Бенжамен Дерримен, теперешний владелец этого разрушенного гнезда, был некогда всего лишь фермером-арендатором окрестных земель. Его жена принесла ему в приданое небольшое состояние, и когда его единственный сын был еще подростком, произошел раздел поместья Оксуэллов, и фермер, к тому времени уже вдовец, получил возможность приобрести дом с небольшим прилегающим к нему участком земли за баснословно низкую цену. Но два года спустя он потерял и сына, и с той минуты жизнь как бы остановилась для него. Поговаривали, что после этого печального события Дерримен завещал дом и землю какой-то своей дальней родственнице, дабы ничего не попало в руки его племянника, которого он терпеть не мог; впрочем, достоверно ничего известно не было.
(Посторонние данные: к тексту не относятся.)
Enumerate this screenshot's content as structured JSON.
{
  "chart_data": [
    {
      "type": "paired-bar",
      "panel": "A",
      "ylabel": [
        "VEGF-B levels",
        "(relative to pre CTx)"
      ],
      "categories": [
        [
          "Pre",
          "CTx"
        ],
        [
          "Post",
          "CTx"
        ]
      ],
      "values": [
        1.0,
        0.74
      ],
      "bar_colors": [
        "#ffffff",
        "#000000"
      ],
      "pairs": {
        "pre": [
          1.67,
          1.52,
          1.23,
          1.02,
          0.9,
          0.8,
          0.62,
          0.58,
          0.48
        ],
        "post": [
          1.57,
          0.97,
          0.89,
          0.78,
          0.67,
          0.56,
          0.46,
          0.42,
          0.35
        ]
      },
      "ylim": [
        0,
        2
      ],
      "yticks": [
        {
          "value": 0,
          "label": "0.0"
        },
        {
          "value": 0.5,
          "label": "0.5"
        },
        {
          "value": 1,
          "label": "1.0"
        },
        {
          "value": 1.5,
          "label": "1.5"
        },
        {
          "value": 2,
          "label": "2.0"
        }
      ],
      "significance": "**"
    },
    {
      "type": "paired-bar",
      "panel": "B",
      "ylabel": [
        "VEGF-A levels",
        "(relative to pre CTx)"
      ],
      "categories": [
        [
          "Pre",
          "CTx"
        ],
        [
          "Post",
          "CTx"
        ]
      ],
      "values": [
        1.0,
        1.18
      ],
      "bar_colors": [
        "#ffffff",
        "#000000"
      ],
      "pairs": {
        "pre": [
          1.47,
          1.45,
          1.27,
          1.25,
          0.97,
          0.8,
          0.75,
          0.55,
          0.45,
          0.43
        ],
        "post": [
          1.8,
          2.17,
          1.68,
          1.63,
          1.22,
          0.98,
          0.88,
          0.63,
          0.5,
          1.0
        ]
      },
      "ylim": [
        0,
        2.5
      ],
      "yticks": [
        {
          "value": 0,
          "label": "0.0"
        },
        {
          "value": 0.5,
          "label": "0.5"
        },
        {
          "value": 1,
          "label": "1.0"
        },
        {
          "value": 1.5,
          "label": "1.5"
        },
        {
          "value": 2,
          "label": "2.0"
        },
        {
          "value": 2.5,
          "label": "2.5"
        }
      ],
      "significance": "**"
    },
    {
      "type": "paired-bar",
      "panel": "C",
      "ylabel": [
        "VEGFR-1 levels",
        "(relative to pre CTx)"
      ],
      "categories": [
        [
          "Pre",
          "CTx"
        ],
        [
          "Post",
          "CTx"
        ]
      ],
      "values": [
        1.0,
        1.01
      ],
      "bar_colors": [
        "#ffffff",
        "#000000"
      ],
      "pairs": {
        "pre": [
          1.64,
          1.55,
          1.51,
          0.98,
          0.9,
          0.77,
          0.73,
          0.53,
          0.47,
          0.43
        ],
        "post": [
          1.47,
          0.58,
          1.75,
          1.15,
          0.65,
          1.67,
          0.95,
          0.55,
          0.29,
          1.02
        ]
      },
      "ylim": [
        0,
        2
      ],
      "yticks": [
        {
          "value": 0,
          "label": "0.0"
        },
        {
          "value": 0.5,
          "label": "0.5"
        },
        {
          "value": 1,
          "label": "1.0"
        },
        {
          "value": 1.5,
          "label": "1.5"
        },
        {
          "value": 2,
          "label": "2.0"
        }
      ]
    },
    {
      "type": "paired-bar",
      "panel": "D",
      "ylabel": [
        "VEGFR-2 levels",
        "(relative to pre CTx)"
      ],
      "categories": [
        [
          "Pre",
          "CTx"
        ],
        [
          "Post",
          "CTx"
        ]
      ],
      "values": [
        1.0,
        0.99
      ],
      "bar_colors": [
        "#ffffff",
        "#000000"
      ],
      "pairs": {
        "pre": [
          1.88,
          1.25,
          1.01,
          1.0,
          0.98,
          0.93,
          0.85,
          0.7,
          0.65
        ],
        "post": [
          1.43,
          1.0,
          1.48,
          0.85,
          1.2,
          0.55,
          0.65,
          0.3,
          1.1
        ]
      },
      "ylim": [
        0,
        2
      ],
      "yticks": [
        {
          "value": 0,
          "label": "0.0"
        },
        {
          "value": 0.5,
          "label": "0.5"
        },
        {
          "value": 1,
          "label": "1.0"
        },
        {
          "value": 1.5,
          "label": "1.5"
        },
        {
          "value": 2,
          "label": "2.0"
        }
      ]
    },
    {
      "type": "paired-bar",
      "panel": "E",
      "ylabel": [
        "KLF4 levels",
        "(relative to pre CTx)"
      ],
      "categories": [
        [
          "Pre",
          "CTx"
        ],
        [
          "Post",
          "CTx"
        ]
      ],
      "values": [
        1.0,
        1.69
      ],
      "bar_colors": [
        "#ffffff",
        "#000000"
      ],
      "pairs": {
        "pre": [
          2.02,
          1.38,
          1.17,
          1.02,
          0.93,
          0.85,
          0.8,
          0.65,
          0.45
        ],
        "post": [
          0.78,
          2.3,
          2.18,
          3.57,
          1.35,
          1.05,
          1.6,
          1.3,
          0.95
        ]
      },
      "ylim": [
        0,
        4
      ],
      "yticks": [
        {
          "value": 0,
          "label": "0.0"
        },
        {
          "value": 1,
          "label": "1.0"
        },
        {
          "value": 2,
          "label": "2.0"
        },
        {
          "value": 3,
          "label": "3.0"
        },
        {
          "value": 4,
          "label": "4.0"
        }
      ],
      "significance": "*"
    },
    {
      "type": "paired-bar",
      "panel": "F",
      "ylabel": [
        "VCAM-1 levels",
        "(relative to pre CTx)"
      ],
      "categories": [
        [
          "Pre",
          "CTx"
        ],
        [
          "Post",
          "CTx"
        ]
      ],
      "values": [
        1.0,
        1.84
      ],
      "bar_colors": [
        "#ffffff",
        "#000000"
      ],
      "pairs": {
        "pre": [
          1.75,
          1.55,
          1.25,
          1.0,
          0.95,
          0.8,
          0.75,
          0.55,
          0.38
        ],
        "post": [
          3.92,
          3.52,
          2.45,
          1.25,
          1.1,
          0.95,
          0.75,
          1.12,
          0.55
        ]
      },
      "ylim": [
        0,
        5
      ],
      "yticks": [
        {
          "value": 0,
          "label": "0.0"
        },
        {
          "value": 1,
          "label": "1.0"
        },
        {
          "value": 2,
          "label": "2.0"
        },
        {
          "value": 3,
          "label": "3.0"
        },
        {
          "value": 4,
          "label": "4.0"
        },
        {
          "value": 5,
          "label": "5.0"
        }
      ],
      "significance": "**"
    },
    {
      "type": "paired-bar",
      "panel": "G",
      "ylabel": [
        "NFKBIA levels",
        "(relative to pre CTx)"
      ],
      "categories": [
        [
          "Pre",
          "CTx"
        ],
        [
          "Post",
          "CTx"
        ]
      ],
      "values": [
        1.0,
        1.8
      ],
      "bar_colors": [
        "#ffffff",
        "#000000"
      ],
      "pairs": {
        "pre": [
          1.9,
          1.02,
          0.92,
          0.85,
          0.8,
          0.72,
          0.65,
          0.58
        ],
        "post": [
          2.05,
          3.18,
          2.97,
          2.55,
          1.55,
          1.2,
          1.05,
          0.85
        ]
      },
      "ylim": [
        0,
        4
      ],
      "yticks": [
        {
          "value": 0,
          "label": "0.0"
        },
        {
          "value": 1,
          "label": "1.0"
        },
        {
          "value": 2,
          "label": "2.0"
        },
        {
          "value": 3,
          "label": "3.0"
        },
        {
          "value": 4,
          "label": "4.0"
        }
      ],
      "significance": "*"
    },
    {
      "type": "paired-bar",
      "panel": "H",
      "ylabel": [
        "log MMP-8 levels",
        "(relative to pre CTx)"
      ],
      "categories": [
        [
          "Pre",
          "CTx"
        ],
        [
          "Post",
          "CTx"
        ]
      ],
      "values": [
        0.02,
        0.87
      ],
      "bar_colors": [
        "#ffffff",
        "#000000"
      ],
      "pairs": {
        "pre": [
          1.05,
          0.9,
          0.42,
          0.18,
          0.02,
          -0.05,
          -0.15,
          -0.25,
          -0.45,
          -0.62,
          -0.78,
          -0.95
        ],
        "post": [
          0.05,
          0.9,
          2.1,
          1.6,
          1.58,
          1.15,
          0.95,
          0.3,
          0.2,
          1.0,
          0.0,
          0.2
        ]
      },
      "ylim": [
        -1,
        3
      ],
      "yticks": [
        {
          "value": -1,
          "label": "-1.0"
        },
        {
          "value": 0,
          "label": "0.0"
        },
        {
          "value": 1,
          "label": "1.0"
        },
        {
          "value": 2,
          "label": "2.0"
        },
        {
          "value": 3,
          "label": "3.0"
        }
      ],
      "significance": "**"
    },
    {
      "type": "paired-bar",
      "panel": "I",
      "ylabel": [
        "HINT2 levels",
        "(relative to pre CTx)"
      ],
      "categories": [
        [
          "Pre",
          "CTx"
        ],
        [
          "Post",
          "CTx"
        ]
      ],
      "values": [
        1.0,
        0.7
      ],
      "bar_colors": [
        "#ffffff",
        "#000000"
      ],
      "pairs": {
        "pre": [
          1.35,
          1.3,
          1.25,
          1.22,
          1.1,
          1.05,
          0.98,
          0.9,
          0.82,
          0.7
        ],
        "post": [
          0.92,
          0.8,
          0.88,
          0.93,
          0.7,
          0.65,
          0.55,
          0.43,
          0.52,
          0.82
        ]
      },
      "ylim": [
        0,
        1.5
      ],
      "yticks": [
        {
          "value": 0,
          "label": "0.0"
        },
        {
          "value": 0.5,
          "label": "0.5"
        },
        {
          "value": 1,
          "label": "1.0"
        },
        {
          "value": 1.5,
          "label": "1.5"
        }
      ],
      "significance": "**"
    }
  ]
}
Дом этот был весьма интересен, как всякая пришедшая в упадок усадьба, что очень убедительно показывает некий великолепный труд по истории графства. В этом знаменитом сочинении, изданном ин-фолио, имелась старинная гравюра, выполненная по заказу последнего отпрыска исконных владельцев поместья, и из этого произведения искусства явствовало, что в 1750 году, сиречь в год его публикации, окна этого здания были покрыты мелкими царапинами, напоминавшими зигзаги черных молний, над каждой печной трубой завихрялся крутой завиток дыма, похожий на охотничий рог, на газоне в напряженной позе застыла нарядная дама, прогуливающая комнатную собачку, а над деревьями с северо-восточной стороны повисло грузное облако и девять птиц неизвестной породы, распластавших крылья по небу.

Это запущенное и разрушающееся жилище обладало всеми романтическими достоинствами и практическими недостатками, присущими любым замшелым местам подобного рода, таким как пещеры, утесы, пустоши, ущелья и прочие поэтические уголки, в которых люди с возвышенной душой жаждут жить и умереть. На стенах, покрытых плесенью на три фута от земли, с успехом можно было бы выращивать горчицу или кресс-салат, а в кладовой между каменными плитами пола росли грибы на изысканно тонких ножках. Что же касается наружного вида дома, то здесь природа постаралась за этот щедро отпущенный ей срок размыть, стереть и уничтожить то, что не было приведено в негодность человеком, и потому подчас было нелегко определить, кто же из них явился причиной того или иного разрушения. Лепные украшения у входа утратили отчетливость своих форм, но произошло ли это от бесчисленного прикосновения чьих-то плеч и втаскивания и вытаскивания громоздкой мебели или то были следы времени в более величественной и абстрактной форме – решить не представлялось возможным. Железные прутья оконных решеток, изъеденные ржавчиной от дыхания многих поколений, оседавшего на них, словно роса, сделались у своего каменного основания тонкими, как проволока; стекла же либо помутнели совершенно, либо стали радужными, как павлиний хвост. Над входом сохранились солнечные часы; их расшатавшийся гномон свободно покачивался на ветру, отбрасывая свою тень то туда, то сюда и словно говоря: «Вот вам ваши прекрасные точные часы; вот вам любое время на любой вкус; это старые солнечные часы; неустойчивость – лучшая политика на свете».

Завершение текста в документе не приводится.